Being a superpower ain't all that, at least according to President
Obama.
In a little-noticed remark at the close of the two-day nuclear security
summit in Washington, D.C., this week, President Obama suggested the
United States is somehow burdened by its military might -- a comment
that drew a stern rebuke from his former rival in the presidential
campaign.
Obama was responding to a question Tuesday about how the summit would
play into peace-making efforts in the Middle East when he addressed the
downsides of -- by virtue of America's world stature -- being obligated
to intervene in international conflicts.
"It is a vital national security interest of the United States to reduce
these conflicts because whether we like it or not, we remain a dominant
military superpower, and when conflicts break out, one way or another we
get pulled into them," Obama said. "And that ends up costing us
significantly in terms of both blood and treasure."

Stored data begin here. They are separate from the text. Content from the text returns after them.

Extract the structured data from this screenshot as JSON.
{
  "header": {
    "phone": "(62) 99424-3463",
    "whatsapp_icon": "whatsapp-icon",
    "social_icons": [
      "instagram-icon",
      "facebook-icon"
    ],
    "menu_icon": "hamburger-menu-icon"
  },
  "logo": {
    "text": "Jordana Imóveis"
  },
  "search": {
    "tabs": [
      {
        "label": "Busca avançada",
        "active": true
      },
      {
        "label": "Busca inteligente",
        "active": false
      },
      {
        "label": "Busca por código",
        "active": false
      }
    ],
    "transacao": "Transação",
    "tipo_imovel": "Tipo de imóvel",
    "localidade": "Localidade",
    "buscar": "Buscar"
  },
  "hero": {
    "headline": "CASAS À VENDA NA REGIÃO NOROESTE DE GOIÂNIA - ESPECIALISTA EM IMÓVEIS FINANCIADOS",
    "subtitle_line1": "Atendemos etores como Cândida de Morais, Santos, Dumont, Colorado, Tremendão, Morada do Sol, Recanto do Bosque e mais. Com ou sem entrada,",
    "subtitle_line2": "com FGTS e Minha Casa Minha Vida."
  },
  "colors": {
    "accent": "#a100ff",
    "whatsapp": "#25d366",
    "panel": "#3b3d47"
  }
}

The remark got little attention in mainstream coverage of the summit,
but was picked up on several conservative blogs, which panned the
president for suggesting Americans had grown weary of superpower status.
Sen. John McCain, R-Ariz., slammed the leader of the free world
Thursday, calling the remark a "direct contradiction to everything
America believes in."
"That's one of the more incredible statements I've ever heard a
president of the United States make in modern times," McCain, a Vietnam
veteran and former prisoner of war, told Fox News. "We are the dominant
superpower, and we're the greatest force for good in the history of this
country, and I thank God every day that we are a dominant superpower."